Note that this example was not particularly interesting because of the dense sampling which despite of it, the uncertainty in the parameters was still high. This implies that the uncertainty was largely due to structural identifiability issues in the model. Since uncertainty in parameters due to structural non-identifiability does not affect the model predictions, the posterior predictive distribution was much more concentrated than the parameters’ posterior.

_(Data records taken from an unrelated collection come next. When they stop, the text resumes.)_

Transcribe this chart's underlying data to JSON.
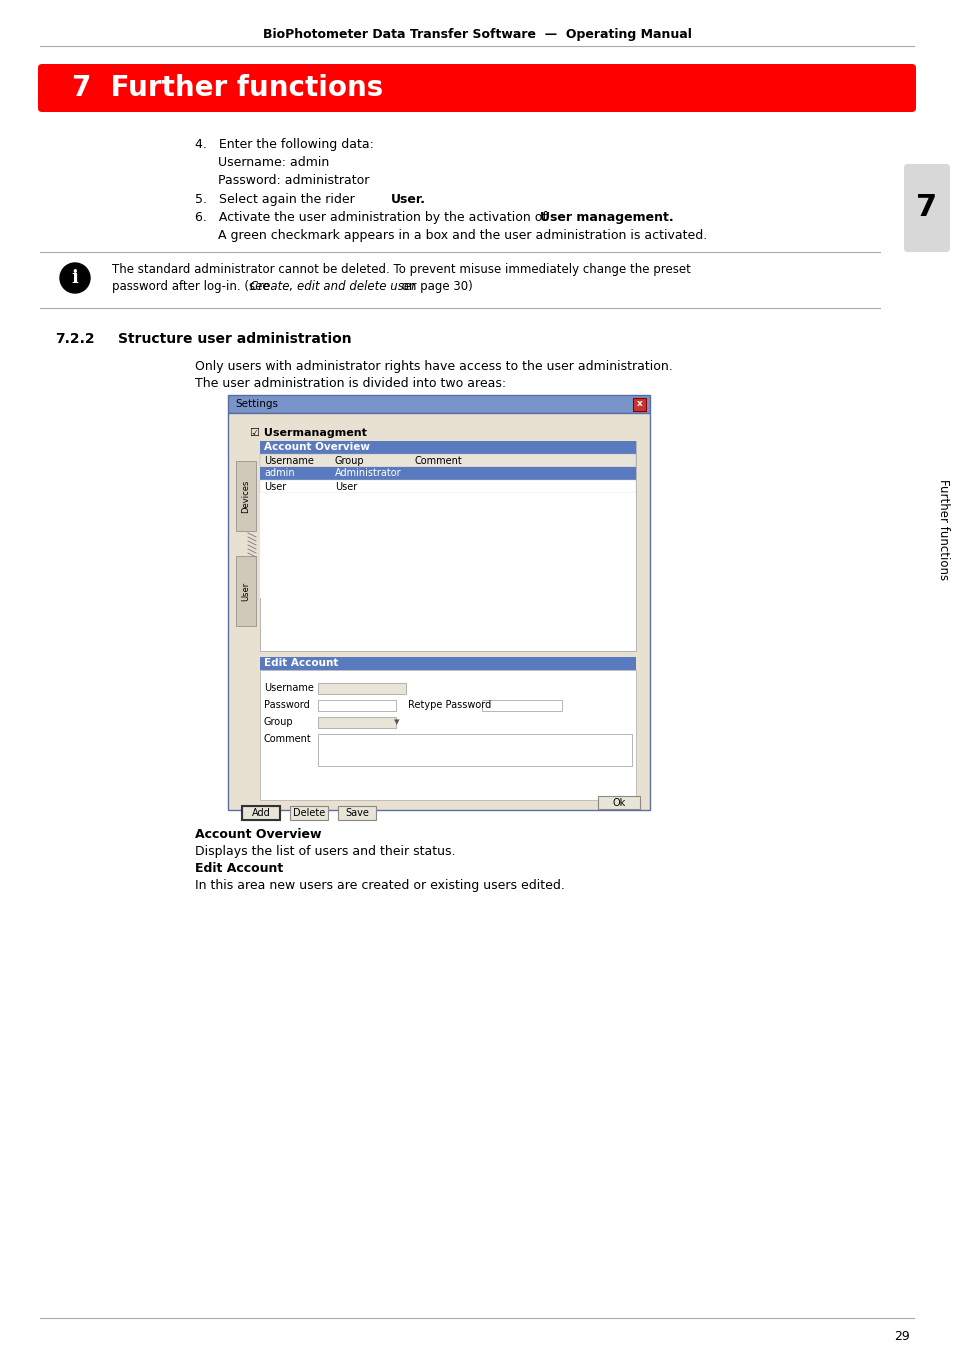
{
  "header_text": "BioPhotometer Data Transfer Software  —  Operating Manual",
  "chapter_title": "7  Further functions",
  "chapter_title_color": "#ffffff",
  "chapter_title_bg": "#ff0000",
  "chapter_num_sidebar": "7",
  "sidebar_label": "Further functions",
  "body_bg": "#ffffff",
  "step4_line1": "4.   Enter the following data:",
  "step4_line2": "Username: admin",
  "step4_line3": "Password: administrator",
  "step5_prefix": "5.   Select again the rider ",
  "step5_bold": "User",
  "step5_suffix": ".",
  "step6_prefix": "6.   Activate the user administration by the activation of  ",
  "step6_bold": "User management",
  "step6_suffix": ".",
  "step6b": "A green checkmark appears in a box and the user administration is activated.",
  "note_text1": "The standard administrator cannot be deleted. To prevent misuse immediately change the preset",
  "note_text2": "password after log-in. (see ",
  "note_italic": "Create, edit and delete user",
  "note_text3": " on page 30)",
  "section_num": "7.2.2",
  "section_title": "Structure user administration",
  "para1": "Only users with administrator rights have access to the user administration.",
  "para2": "The user administration is divided into two areas:",
  "dialog_title": "Settings",
  "dialog_bg": "#e8e0d0",
  "dialog_titlebar_bg": "#7a94c9",
  "dialog_border": "#5a6fa0",
  "checkbox_label": "Usermanagment",
  "table_header_bg": "#5a7abf",
  "table_header_text": "#ffffff",
  "col_username": "Username",
  "col_group": "Group",
  "col_comment": "Comment",
  "row1_user": "admin",
  "row1_group": "Administrator",
  "row1_bg": "#5a7abf",
  "row1_fg": "#ffffff",
  "row2_user": "User",
  "row2_group": "User",
  "row2_bg": "#ffffff",
  "edit_header": "Edit Account",
  "edit_header_bg": "#5a7abf",
  "field_username": "Username",
  "field_password": "Password",
  "field_retype": "Retype Password",
  "field_group": "Group",
  "field_comment": "Comment",
  "btn_add": "Add",
  "btn_delete": "Delete",
  "btn_save": "Save",
  "btn_ok": "Ok",
  "tab_devices": "Devices",
  "tab_user": "User",
  "account_overview_bold": "Account Overview",
  "account_overview_text": "Displays the list of users and their status.",
  "edit_account_bold": "Edit Account",
  "edit_account_text": "In this area new users are created or existing users edited.",
  "page_number": "29"
}
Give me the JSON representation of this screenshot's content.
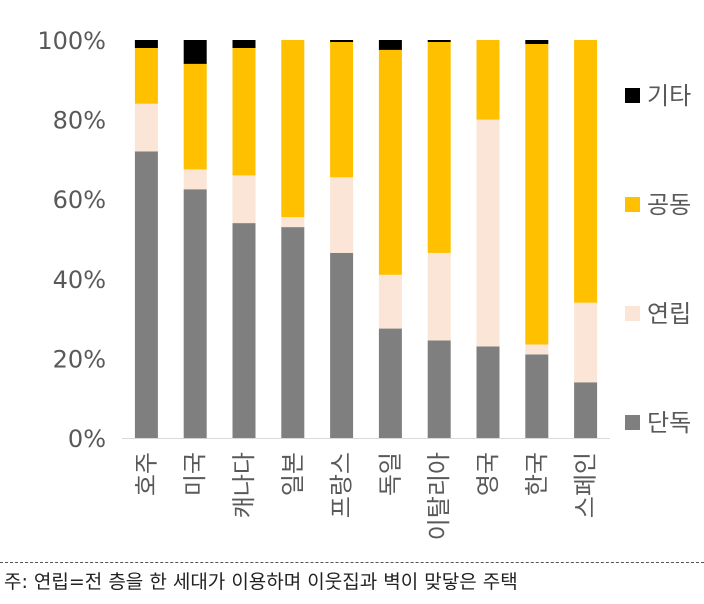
{
  "chart_data": {
    "type": "bar",
    "stacked": true,
    "categories": [
      "호주",
      "미국",
      "캐나다",
      "일본",
      "프랑스",
      "독일",
      "이탈리아",
      "영국",
      "한국",
      "스페인"
    ],
    "series": [
      {
        "name": "단독",
        "color": "#7f7f7f",
        "values": [
          72,
          62.5,
          54,
          53,
          46.5,
          27.5,
          24.5,
          23,
          21,
          14
        ]
      },
      {
        "name": "연립",
        "color": "#fbe5d6",
        "values": [
          12,
          5,
          12,
          2.5,
          19,
          13.5,
          22,
          57,
          2.5,
          20
        ]
      },
      {
        "name": "공동",
        "color": "#ffc000",
        "values": [
          14,
          26.5,
          32,
          44.5,
          34,
          56.5,
          53,
          20,
          75.5,
          66
        ]
      },
      {
        "name": "기타",
        "color": "#000000",
        "values": [
          2,
          6,
          2,
          0,
          0.5,
          2.5,
          0.5,
          0,
          1,
          0
        ]
      }
    ],
    "yticks": [
      "0%",
      "20%",
      "40%",
      "60%",
      "80%",
      "100%"
    ],
    "ylim": [
      0,
      100
    ],
    "legend_position": "right",
    "grid": false
  },
  "footnote": "주: 연립=전 층을 한 세대가 이용하며 이웃집과 벽이 맞닿은 주택"
}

To estimate the mean and standard deviation of the predictions at each point in time we can run:

μs = mean(ipreds) do gen, obs
    gen.dv
end
σs = std(ipreds) do gen, obs
    gen.dv
end
61-element Vector{Float64}:
 0.0
 0.3211418019827028
 0.3840205941107218
 0.35787464792632534
 0.3166838867496378
 0.283735148939603
 0.2593048543610261
 0.2383292408982733
 0.2177247203171686
 0.1969305144213926
 ⋮
 0.014114672984030548
 0.014425557550265769
 0.01478953089175907
 0.015191377972959707
 0.015617874595489575
 0.01605785572494336
 0.01650210903072392
 0.016943177096290406
 0.017375125355974106

To get the average relative standard deviations (ignoring the first prediction which is 0), we run:

mean(σs[2:end] ./ μs[2:end])
0.02539883536193557

So the predictions are not very sensitive to the parameter uncertainty.

5 Summary

In this tutorial, we have seen how to test for model non-identifiability using the Fisher information matrix and sensitivity analysis. We have shown that maximum likelihood estimation is unreliable when fitting poorly identifiable models. And we have seen how one can use Bayesian inference to: 1) fit non-identifiable or poorly identifiable models to data, 2) ask probabilistic questions of the model, and 3) simulate counter-factual scenarios.

6 References

  1. Thomas J. Rothenberg. Identification in parametric models. Econometrica, 1971.
  2. F. Mentre, A Mallet, and D. Baccar. Optimal design in random-effects regression models. Biometrika, 1997.
  3. S. Retout and F Mentre. Further development of the fisher information matrix in nonlinear mixed-effects models with evaluation in population pharmacokinetics. Journal of biopharmaceutical statistics, 2003.
  4. V. Shivva, K. Korell, I. Tucker, and S. Duffull. An approach for identifiability of population pharmacokinetic-pharmacodynamic models. CPT Pharmacometrics & Systems Pharmacology, 2013.
  5. Stephen Dufful, A workflow for resolving model internal consistency in use-reuse settings (aka repairing unstable models). PAGANZ, 2024.
  6. Dan Wright. The identifiability of a turnover model for allopurinol urate-lowering effect. PAGANZ, 2024.